1. Add sources         (PDF, TXT, CSV, JSON, or MD file, or a URL)
2. Convert to markdown  (PyMuPDF for PDFs; crawl + convert for URLs)
3. Chunk                (default: fixed 1000-character chunks)
4. Embed                (OpenAI text-embedding-3-small or -large)
5. Store                (PostgreSQL with pgvector)

At query time:
6. Embed the query turn
7. Vector similarity search
8. Return top_n chunks (default 5)
You don’t have to think about steps 2–5 — the platform runs them automatically when you add a source. You see the source’s progress through the pipeline status: pending → converting_to_markdown → chunking → embedding → ready.

Datasets and sources

The dashboard says “Knowledge Base,” but the API and database use three related nouns:
TermWhat it is
DatasetA knowledge base. Identified by a dataset_id.
SourceA file or URL you ingested.
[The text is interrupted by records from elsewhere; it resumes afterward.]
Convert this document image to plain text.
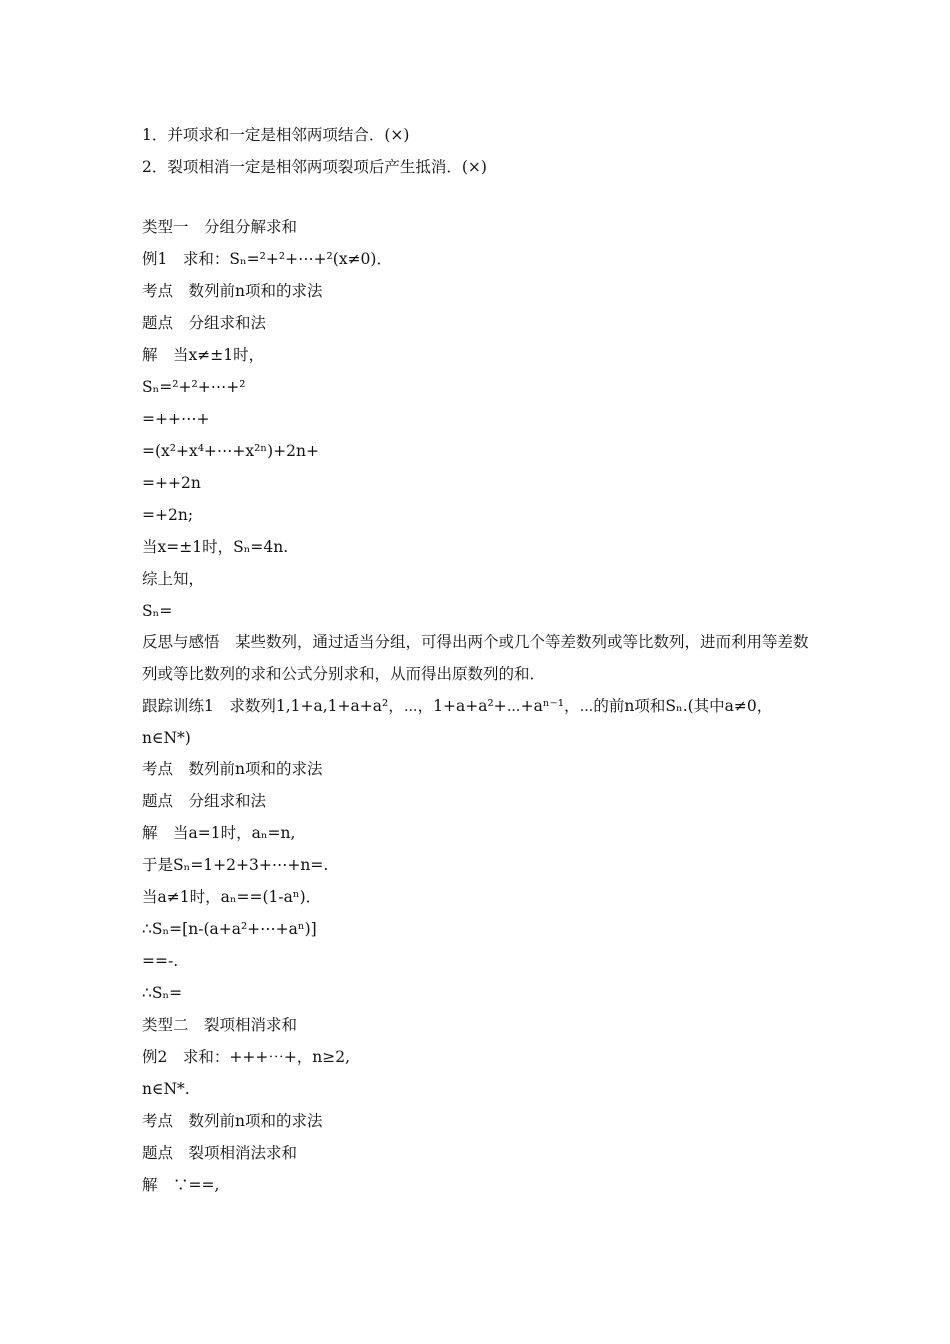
1．并项求和一定是相邻两项结合．(×)
2．裂项相消一定是相邻两项裂项后产生抵消．(×)
类型一　分组分解求和
例1　求和：Sₙ=²+²+⋯+²(x≠0)．
考点　数列前n项和的求法
题点　分组求和法
解　当x≠±1时，
Sₙ=²+²+⋯+²
=++⋯+
=(x²+x⁴+⋯+x²ⁿ)+2n+
=++2n
=+2n;
当x=±1时，Sₙ=4n.
综上知，
Sₙ=
反思与感悟　某些数列，通过适当分组，可得出两个或几个等差数列或等比数列，进而利用等差数列或等比数列的求和公式分别求和，从而得出原数列的和．
跟踪训练1　求数列1,1+a,1+a+a²，⋯，1+a+a²+⋯+aⁿ⁻¹，⋯的前n项和Sₙ.(其中a≠0，n∈N*)
考点　数列前n项和的求法
题点　分组求和法
解　当a=1时，aₙ=n,
于是Sₙ=1+2+3+⋯+n=.
当a≠1时，aₙ==(1-aⁿ)．
∴Sₙ=[n-(a+a²+⋯+aⁿ)]
==-.
∴Sₙ=
类型二　裂项相消求和
例2　求和：+++⋯+，n≥2,
n∈N*.
考点　数列前n项和的求法
题点　裂项相消法求和
解　∵==,
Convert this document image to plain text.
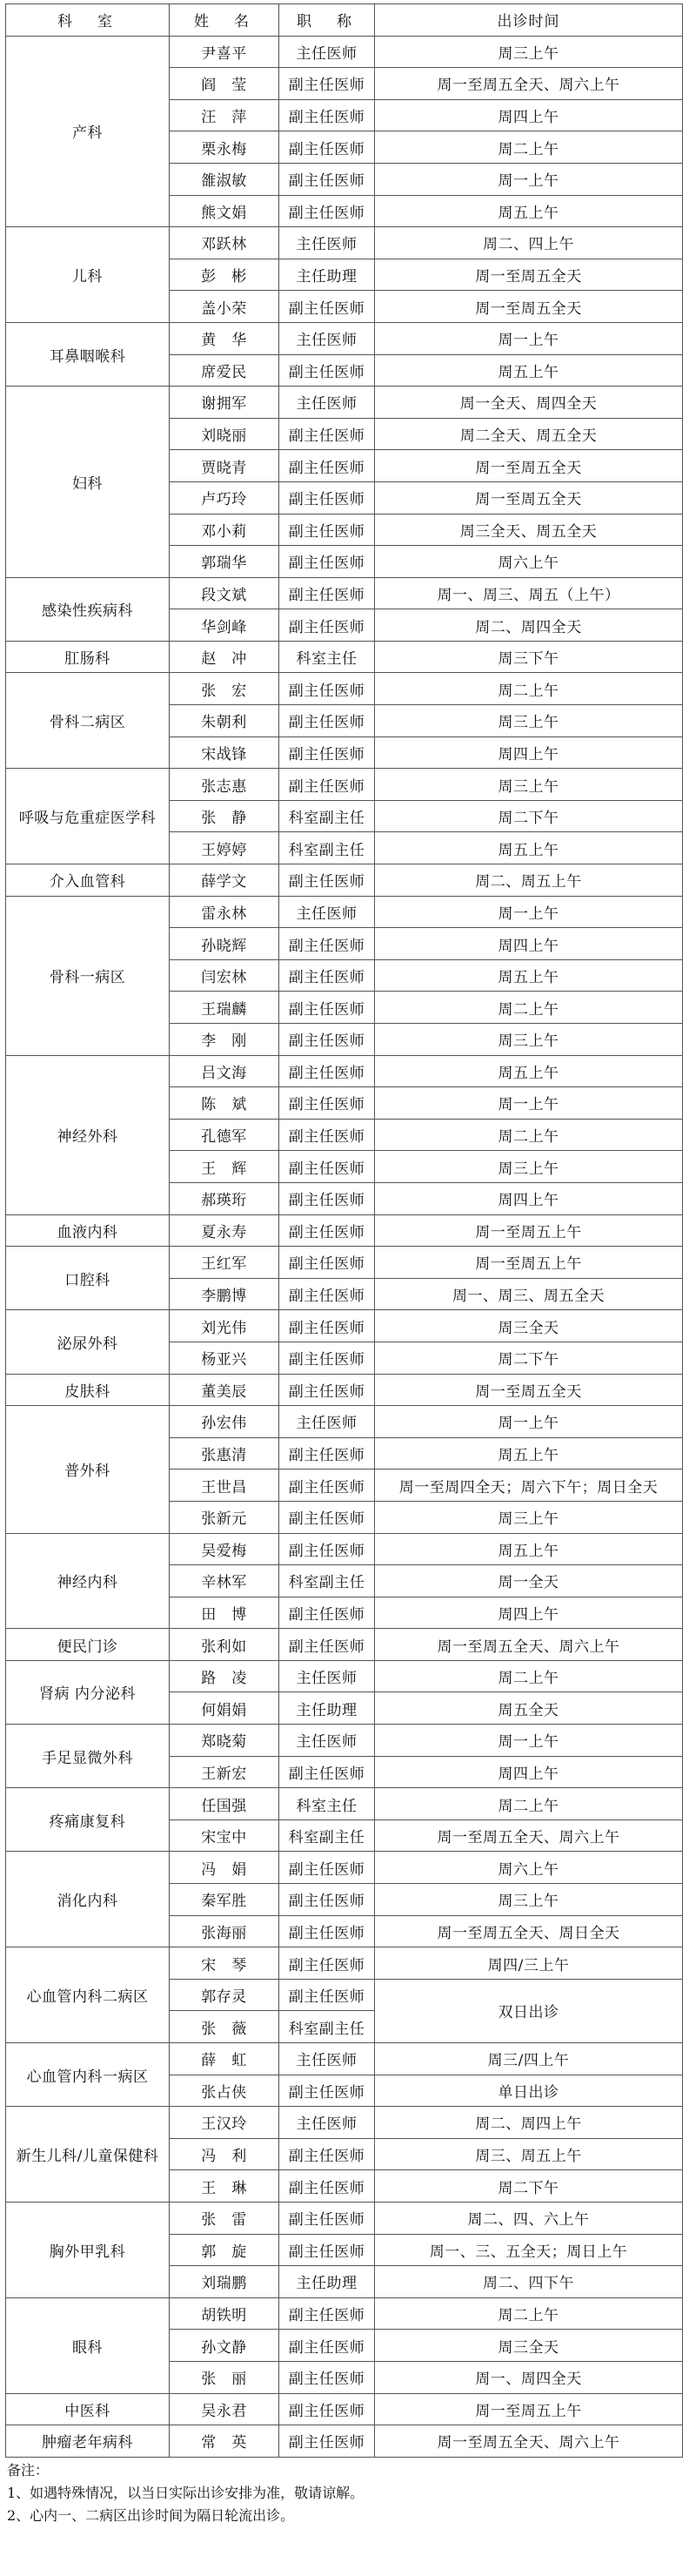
科　室	姓　名	职　称	出诊时间
产科	尹喜平	主任医师	周三上午
	阎　莹	副主任医师	周一至周五全天、周六上午
	汪　萍	副主任医师	周四上午
	栗永梅	副主任医师	周二上午
	雒淑敏	副主任医师	周一上午
	熊文娟	副主任医师	周五上午
儿科	邓跃林	主任医师	周二、四上午
	彭　彬	主任助理	周一至周五全天
	盖小荣	副主任医师	周一至周五全天
耳鼻咽喉科	黄　华	主任医师	周一上午
	席爱民	副主任医师	周五上午
妇科	谢拥军	主任医师	周一全天、周四全天
	刘晓丽	副主任医师	周二全天、周五全天
	贾晓青	副主任医师	周一至周五全天
	卢巧玲	副主任医师	周一至周五全天
	邓小莉	副主任医师	周三全天、周五全天
	郭瑞华	副主任医师	周六上午
感染性疾病科	段文斌	副主任医师	周一、周三、周五（上午）
	华剑峰	副主任医师	周二、周四全天
肛肠科	赵　冲	科室主任	周三下午
骨科二病区	张　宏	副主任医师	周二上午
	朱朝利	副主任医师	周三上午
	宋战锋	副主任医师	周四上午
呼吸与危重症医学科	张志惠	副主任医师	周三上午
	张　静	科室副主任	周二下午
	王婷婷	科室副主任	周五上午
介入血管科	薛学文	副主任医师	周二、周五上午
骨科一病区	雷永林	主任医师	周一上午
	孙晓辉	副主任医师	周四上午
	闫宏林	副主任医师	周五上午
	王瑞麟	副主任医师	周二上午
	李　刚	副主任医师	周三上午
神经外科	吕文海	副主任医师	周五上午
	陈　斌	副主任医师	周一上午
	孔德军	副主任医师	周二上午
	王　辉	副主任医师	周三上午
	郝瑛珩	副主任医师	周四上午
血液内科	夏永寿	副主任医师	周一至周五上午
口腔科	王红军	副主任医师	周一至周五上午
	李鹏博	副主任医师	周一、周三、周五全天
泌尿外科	刘光伟	副主任医师	周三全天
	杨亚兴	副主任医师	周二下午
皮肤科	董美辰	副主任医师	周一至周五全天
普外科	孙宏伟	主任医师	周一上午
	张惠清	副主任医师	周五上午
	王世昌	副主任医师	周一至周四全天；周六下午；周日全天
	张新元	副主任医师	周三上午
神经内科	吴爱梅	副主任医师	周五上午
	辛林军	科室副主任	周一全天
	田　博	副主任医师	周四上午
便民门诊	张利如	副主任医师	周一至周五全天、周六上午
肾病 内分泌科	路　凌	主任医师	周二上午
	何娟娟	主任助理	周五全天
手足显微外科	郑晓菊	主任医师	周一上午
	王新宏	副主任医师	周四上午
疼痛康复科	任国强	科室主任	周二上午
	宋宝中	科室副主任	周一至周五全天、周六上午
消化内科	冯　娟	副主任医师	周六上午
	秦军胜	副主任医师	周三上午
	张海丽	副主任医师	周一至周五全天、周日全天
心血管内科二病区	宋　琴	副主任医师	周四/三上午
	郭存灵	副主任医师	双日出诊
	张　薇	科室副主任	
心血管内科一病区	薛　虹	主任医师	周三/四上午
	张占侠	副主任医师	单日出诊
新生儿科/儿童保健科	王汉玲	主任医师	周二、周四上午
	冯　利	副主任医师	周三、周五上午
	王　琳	副主任医师	周二下午
胸外甲乳科	张　雷	副主任医师	周二、四、六上午
	郭　旋	副主任医师	周一、三、五全天；周日上午
	刘瑞鹏	主任助理	周二、四下午
眼科	胡铁明	副主任医师	周二上午
	孙文静	副主任医师	周三全天
	张　丽	副主任医师	周一、周四全天
中医科	吴永君	副主任医师	周一至周五上午
肿瘤老年病科	常　英	副主任医师	周一至周五全天、周六上午
备注：
1、如遇特殊情况，以当日实际出诊安排为准，敬请谅解。
2、心内一、二病区出诊时间为隔日轮流出诊。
Has its own upload state.
Dataset sourceThe attachment of a source to a KB. Carries its own per-KB processing status (converting_to_markdown → chunking → embedding → ready) and a dataset_source_id you use to detach it.
The same source can be attached to several knowledge bases.

Model choices

Pick an embedding model and dimension when you create the KB:
ModelDimensionsUse when
text-embedding-3-small768 (default)Most use cases. Faster, cheaper.
text-embedding-3-large1536 or 3072Long-tail factual recall, technical content where the small model misses nuance
You can change the model later, but doing so requires re-embedding every source.

Supported content

  • File types: .pdf, .txt, .csv, .json, .md. Other types (including .html) are rejected — ingest web content as a URL source instead.
  • URLs: crawled, optionally following links. See Crawling URLs.
  • Sources per KB: governed by your plan.